Герлоф замолчал, рассматривая фотографии на стенах. А через некоторое время снова заговорил:

— В семь вечера я поехал на велосипеде в дом семьи Мартенов на севере Боргхольма, но, приехав, застал дома только жену Герхарда всю в слезах. Оказалось, что Герхард Мартен мертв. Подписав контракт на продажу лодки днем раньше, он встал рано утром, пошел на пляж и выстрелил себе в висок из ружья.

— Утром?

— Да. Когда я встретил Герхарда Мартена в гавани, он был уже мертв. Я не могу это объяснить, но я действительно видел его на лодке. Мы даже обменялись рукопожатиями.

— Так вы видели призрака, — медленно произнес Йоаким.

Герлоф внимательно на него посмотрел.

— Может быть. Но это ничего не доказывает. Это не доказывает того, что существует жизнь после смерти.

Йоаким, снова посмотрев на пакет на столе, сказал:

— Я волнуюсь за мою дочь, Ливию. Ей шесть лет, и она разговаривает во сне. С ней и раньше это бывало, но с тех пор, как умерла моя жена, Ливия только о ней и говорит. И дочке снятся сны…

— Что в этом странного? Мне самому часто снится моя покойная жена, хотя она умерла много лет назад.

— Да… Но это все время один и тот же сон.
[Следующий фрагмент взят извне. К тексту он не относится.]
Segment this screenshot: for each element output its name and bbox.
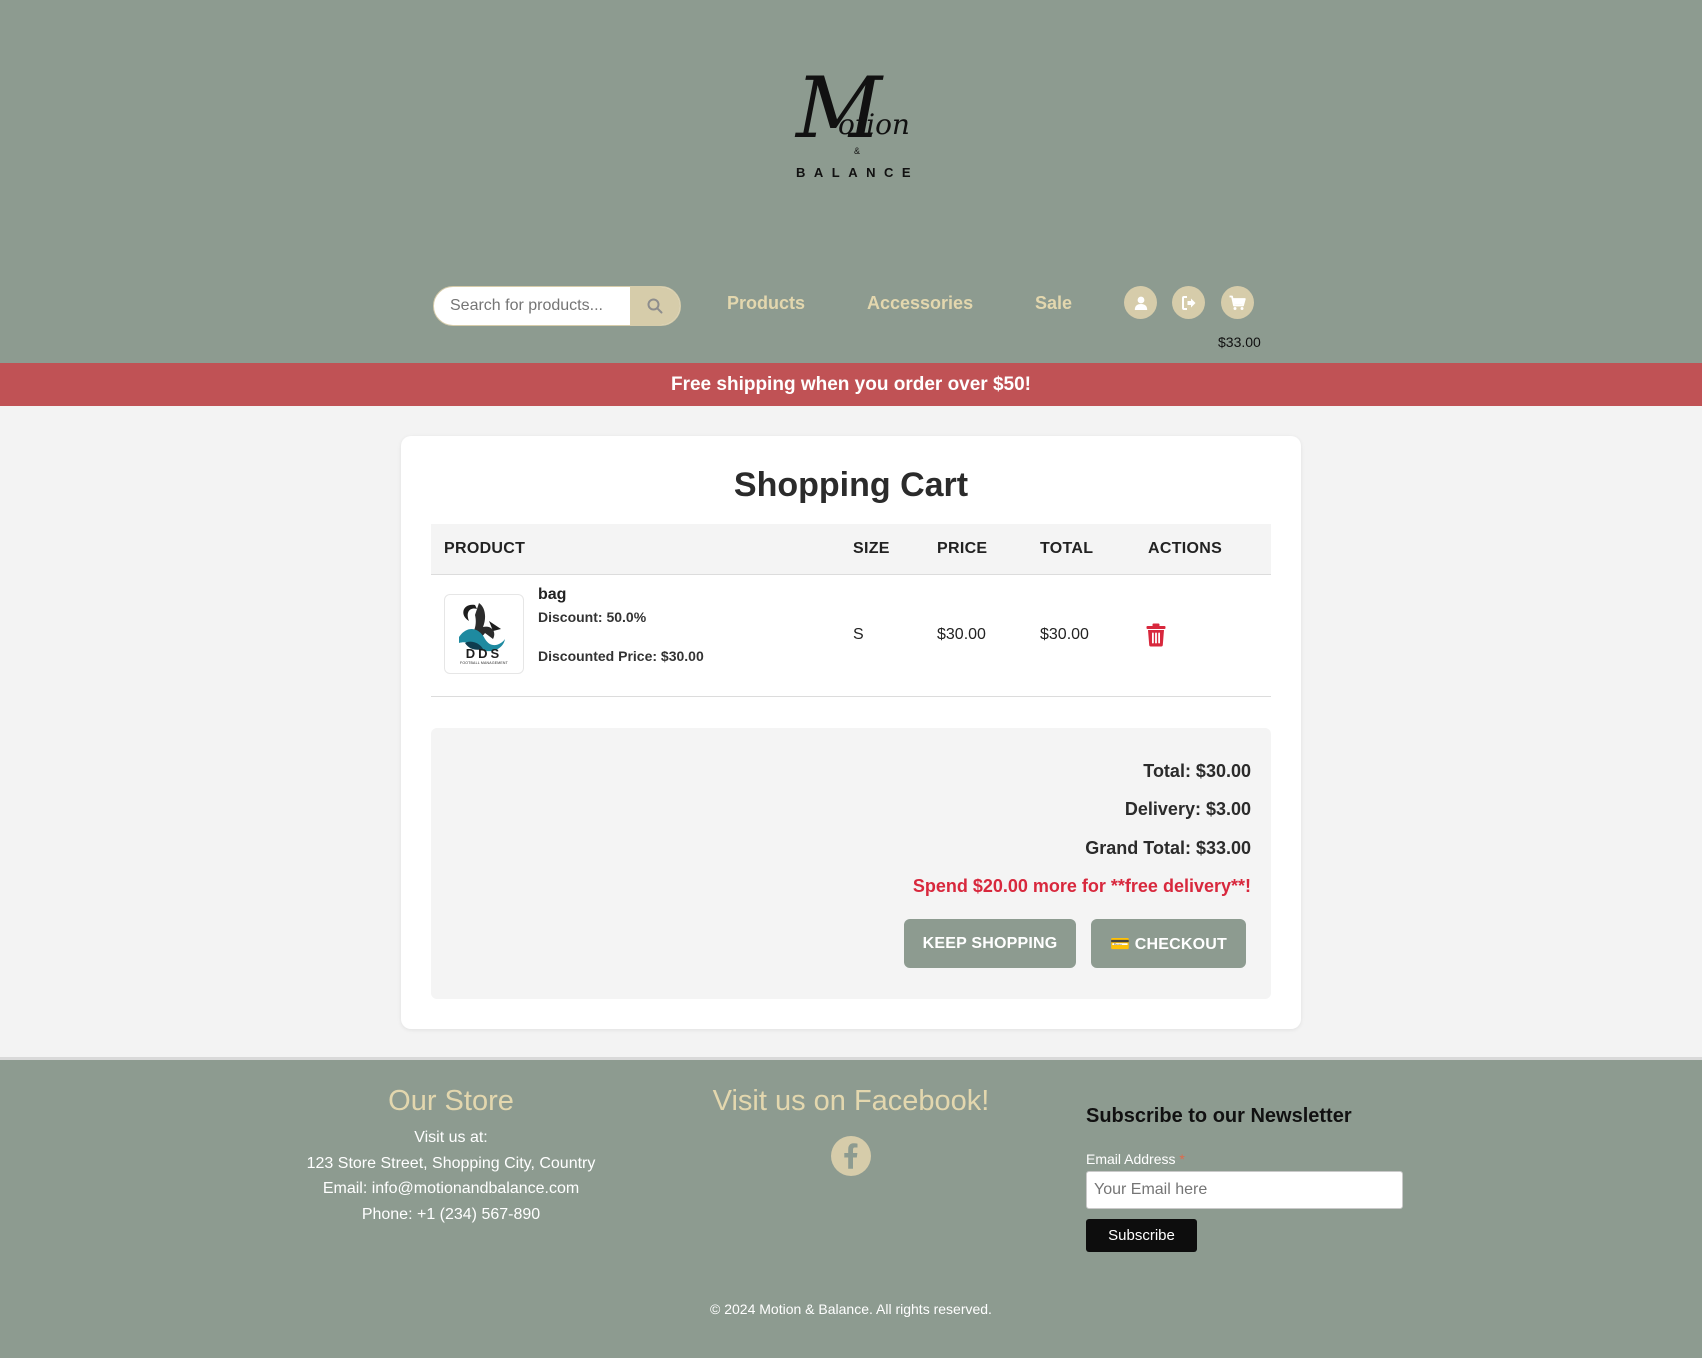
- column-header-total: TOTAL: [1040, 540, 1094, 557]
- search-icon: [647, 298, 663, 314]
- remove-item-button[interactable]: [1146, 623, 1166, 652]
- cart-summary: Total: $30.00 Delivery: $3.00 Grand Tota…: [431, 728, 1271, 999]
- facebook-icon: [844, 1143, 858, 1169]
- footer-store-title: Our Store: [388, 1085, 514, 1117]
- newsletter-email-label-text: Email Address: [1086, 1151, 1176, 1167]
- thumbnail-subtext: FOOTBALL MANAGEMENT: [459, 661, 508, 665]
- cart-icon: [1229, 295, 1246, 310]
- summary-delivery: Delivery: $3.00: [1124, 799, 1251, 819]
- nav-accessories[interactable]: Accessories: [867, 293, 973, 314]
- logo-script-rest: otion: [838, 108, 910, 141]
- checkout-button[interactable]: 💳 CHECKOUT: [1091, 919, 1246, 968]
- logout-button[interactable]: [1172, 286, 1205, 319]
- cart-card: Shopping Cart PRODUCT SIZE PRICE TOTAL A…: [401, 436, 1301, 1029]
- newsletter-email-input[interactable]: [1086, 1171, 1403, 1209]
- search-input[interactable]: [434, 287, 632, 325]
- product-total: $30.00: [1040, 626, 1089, 643]
- logo[interactable]: M otion & BALANCE: [790, 66, 925, 185]
- newsletter-title: Subscribe to our Newsletter: [1086, 1105, 1352, 1127]
- footer-phone: Phone: +1 (234) 567-890: [361, 1206, 541, 1223]
- search-button[interactable]: [630, 287, 680, 325]
- table-header: PRODUCT SIZE PRICE TOTAL ACTIONS: [431, 524, 1271, 575]
- subscribe-button[interactable]: Subscribe: [1086, 1219, 1197, 1252]
- site-header: M otion & BALANCE Products Accessories S…: [0, 0, 1702, 363]
- footer-facebook-title: Visit us on Facebook!: [712, 1085, 990, 1117]
- product-size: S: [853, 626, 864, 643]
- keep-shopping-button[interactable]: KEEP SHOPPING: [904, 919, 1076, 968]
- footer-email: Email: info@motionandbalance.com: [322, 1180, 580, 1197]
- copyright: © 2024 Motion & Balance. All rights rese…: [710, 1301, 992, 1317]
- footer-address: 123 Store Street, Shopping City, Country: [306, 1155, 596, 1172]
- table-row: DDS FOOTBALL MANAGEMENT bag Discount: 50…: [431, 575, 1271, 697]
- cart-button[interactable]: [1221, 286, 1254, 319]
- trash-icon: [1146, 623, 1166, 647]
- nav-products[interactable]: Products: [727, 293, 805, 314]
- column-header-price: PRICE: [937, 540, 988, 557]
- footer-store-line-1: Visit us at:: [414, 1129, 488, 1146]
- page-title: Shopping Cart: [733, 466, 969, 504]
- product-discount: Discount: 50.0%: [538, 609, 647, 625]
- logout-icon: [1181, 295, 1195, 310]
- facebook-link[interactable]: [831, 1136, 871, 1176]
- product-name[interactable]: bag: [538, 586, 566, 604]
- summary-grand-total: Grand Total: $33.00: [1085, 838, 1251, 858]
- free-delivery-notice: Spend $20.00 more for **free delivery**!: [912, 876, 1251, 896]
- search-bar: [433, 286, 681, 326]
- column-header-size: SIZE: [853, 540, 890, 557]
- product-discounted-price: Discounted Price: $30.00: [538, 648, 704, 664]
- product-price: $30.00: [937, 626, 986, 643]
- user-icon: [1134, 296, 1147, 310]
- column-header-actions: ACTIONS: [1148, 540, 1223, 557]
- site-footer: Our Store Visit us at: 123 Store Street,…: [0, 1057, 1702, 1358]
- product-thumbnail[interactable]: DDS FOOTBALL MANAGEMENT: [444, 594, 524, 674]
- thumbnail-dds-text: DDS: [465, 646, 503, 661]
- logo-balance: BALANCE: [796, 165, 920, 180]
- nav-sale[interactable]: Sale: [1035, 293, 1072, 314]
- required-mark: *: [1179, 1151, 1185, 1167]
- summary-total: Total: $30.00: [1143, 761, 1251, 781]
- newsletter-email-label: Email Address *: [1086, 1151, 1185, 1167]
- logo-ampersand: &: [854, 146, 861, 156]
- promo-banner: Free shipping when you order over $50!: [0, 363, 1702, 406]
- account-button[interactable]: [1124, 286, 1157, 319]
- cart-amount: $33.00: [1218, 334, 1261, 350]
- column-header-product: PRODUCT: [444, 540, 526, 557]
Ливии снится, что мама пришла в Олудден, но не может войти в дом.

Герлоф молча слушал.

— И иногда ей снится Этель, — продолжил Йоаким. — Это волнует меня больше всего.

— Кто это? — спросил Герлоф.

— Этель была моей старшей сестрой. На три года старше меня. — Йоаким вздохнул. — Это моя собственная история с привидением.

— Расскажите, — попросил Герлоф.

Йоаким устало кивнул, чувствуя необходимость высказаться.

— Этель была наркоманкой, — сообщил он. — Она умерла зимой рядом с нашим домом… Год назад, за две недели до Рождества.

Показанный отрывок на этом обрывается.